Uncertainty Shadows Hyderabad Metro Rail Phase-I Takeover and IRFC Loan Deal
The takeover of Hyderabad Metro Rail Phase-I faces fresh uncertainty following the stall of a Rs 13,537-crore IRFC loan agreement. With daily interest burdens mounting, the government has appointed a new consultant, SBICAPS, to re-evaluate the project, raising questions about previous financial arrangements.

Highlights
- •The Hyderabad Metro Rail Phase-I takeover faces uncertainty as a new consultant, SBICAPS, is appointed.
- •The initial Rs 13,537-crore loan agreement with the IRFC is effectively stalled, adding to the state's financial burden.
- •Interest payments on existing debt have surged, with current liabilities reportedly exceeding Rs 130 crore.
- •Questions remain regarding the status of the Rs 84.32-crore upfront fee paid to the IRFC and previous valuation findings.
The state government has encountered fresh challenges regarding the Hyderabad Metro Rail Phase-I takeover, leading to significant uncertainty. Following a decision by both central and state authorities, SBI Capital Markets Limited (SBICAPS) has been appointed as a consultant. This firm is tasked with assessing the project's valuation, organizing financing for the takeover, and determining appropriate lending agencies, which effectively puts previous agreements into question.
Status of the IRFC Loan Agreement
The status of the prior loan agreement, valued at Rs 13,537 crore, with the Indian Railway Finance Corporation (IRFC) remains unclear and is effectively considered cancelled. A tripartite agreement involving Hyderabad Metro Rail Limited (HMRL), L&T Metro Rail (Hyderabad) Limited, and the IRFC had been signed on May 25. This deal aimed to secure the first loan instalment by June 15 to refinance debt and facilitate the state’s acquisition of the project. However, the disbursement was unexpectedly halted, sparking a political dispute between the Congress and BJP.
The delay has placed a severe financial burden on the state. Under the takeover agreement finalized on April 29, the government assumed liability for L&T Metro Rail’s outstanding debt of Rs 13,538.53 crore. While the state had already contributed Rs 1,461 crore in equity for full ownership, the inability to refinance through the IRFC means the government must continue servicing high-interest loans. Officials report that the interest burden is rising by approximately Rs 2.5 crore daily, with total liabilities now exceeding Rs 130 crore.

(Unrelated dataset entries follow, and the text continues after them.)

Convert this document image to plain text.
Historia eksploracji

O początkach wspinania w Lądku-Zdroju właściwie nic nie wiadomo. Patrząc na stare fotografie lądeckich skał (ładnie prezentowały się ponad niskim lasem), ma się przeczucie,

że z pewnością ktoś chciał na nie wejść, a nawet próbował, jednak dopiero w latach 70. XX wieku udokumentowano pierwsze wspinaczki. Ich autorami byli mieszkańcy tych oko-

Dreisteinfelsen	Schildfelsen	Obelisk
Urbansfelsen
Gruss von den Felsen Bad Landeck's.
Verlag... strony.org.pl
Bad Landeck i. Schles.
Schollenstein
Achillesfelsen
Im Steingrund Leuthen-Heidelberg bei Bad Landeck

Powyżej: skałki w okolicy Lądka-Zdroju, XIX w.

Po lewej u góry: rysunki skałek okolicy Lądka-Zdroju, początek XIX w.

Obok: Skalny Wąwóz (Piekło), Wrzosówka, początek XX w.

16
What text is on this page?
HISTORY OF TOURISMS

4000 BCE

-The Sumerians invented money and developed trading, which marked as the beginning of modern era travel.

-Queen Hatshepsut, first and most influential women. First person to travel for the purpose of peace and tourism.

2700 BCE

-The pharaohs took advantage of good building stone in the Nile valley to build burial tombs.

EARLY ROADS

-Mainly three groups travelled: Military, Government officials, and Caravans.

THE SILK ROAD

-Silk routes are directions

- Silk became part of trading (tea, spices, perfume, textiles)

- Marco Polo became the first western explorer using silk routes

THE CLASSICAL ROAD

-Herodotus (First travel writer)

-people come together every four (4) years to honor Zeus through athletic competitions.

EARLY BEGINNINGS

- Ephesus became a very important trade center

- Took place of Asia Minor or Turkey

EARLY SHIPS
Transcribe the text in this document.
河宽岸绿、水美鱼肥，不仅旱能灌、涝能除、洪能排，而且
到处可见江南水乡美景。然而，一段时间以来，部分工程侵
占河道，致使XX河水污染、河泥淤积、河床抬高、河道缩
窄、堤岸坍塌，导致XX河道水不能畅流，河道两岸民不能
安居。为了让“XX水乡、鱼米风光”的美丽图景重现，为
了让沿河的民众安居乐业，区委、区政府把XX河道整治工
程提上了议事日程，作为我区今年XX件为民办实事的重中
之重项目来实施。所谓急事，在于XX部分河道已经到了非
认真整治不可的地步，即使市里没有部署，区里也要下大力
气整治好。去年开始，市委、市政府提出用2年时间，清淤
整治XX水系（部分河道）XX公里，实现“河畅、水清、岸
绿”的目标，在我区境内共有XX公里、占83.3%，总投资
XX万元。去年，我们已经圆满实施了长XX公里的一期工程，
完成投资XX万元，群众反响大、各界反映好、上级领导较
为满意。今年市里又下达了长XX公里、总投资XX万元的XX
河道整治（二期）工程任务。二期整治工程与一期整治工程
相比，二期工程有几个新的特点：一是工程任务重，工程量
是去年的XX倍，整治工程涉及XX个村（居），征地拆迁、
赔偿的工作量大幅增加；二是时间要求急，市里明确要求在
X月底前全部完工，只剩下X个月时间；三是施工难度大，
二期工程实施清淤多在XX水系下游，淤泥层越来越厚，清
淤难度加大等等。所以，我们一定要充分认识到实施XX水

Evaluation and Consultant Oversight
Chief Minister A. Revanth Reddy asserted that the state fulfilled all required conditions, including providing a state guarantee, depositing funds into an escrow account, and paying an upfront fee of Rs 84.32 crore. Despite these efforts, the expected funds were not released. The decision to appoint SBICAPS has raised eyebrows, particularly because the project had already undergone extensive due diligence by IDBI Capital and the Delhi Metro Rail Corporation consultancy arm.
Previous assessments by IDBI Capital valued the Hyderabad Metro Rail Phase-I assets between Rs 20,544 crore and Rs 22,102 crore. The government's current stance does not reference these findings, nor does it clarify the status of the Rs 84.32-crore upfront fee already paid to the IRFC. With SBICAPS now tasked with reviewing valuations and potential plans for Metro Phase-II, stakeholders are concerned that the entire project timeline is effectively returning to the drawing board.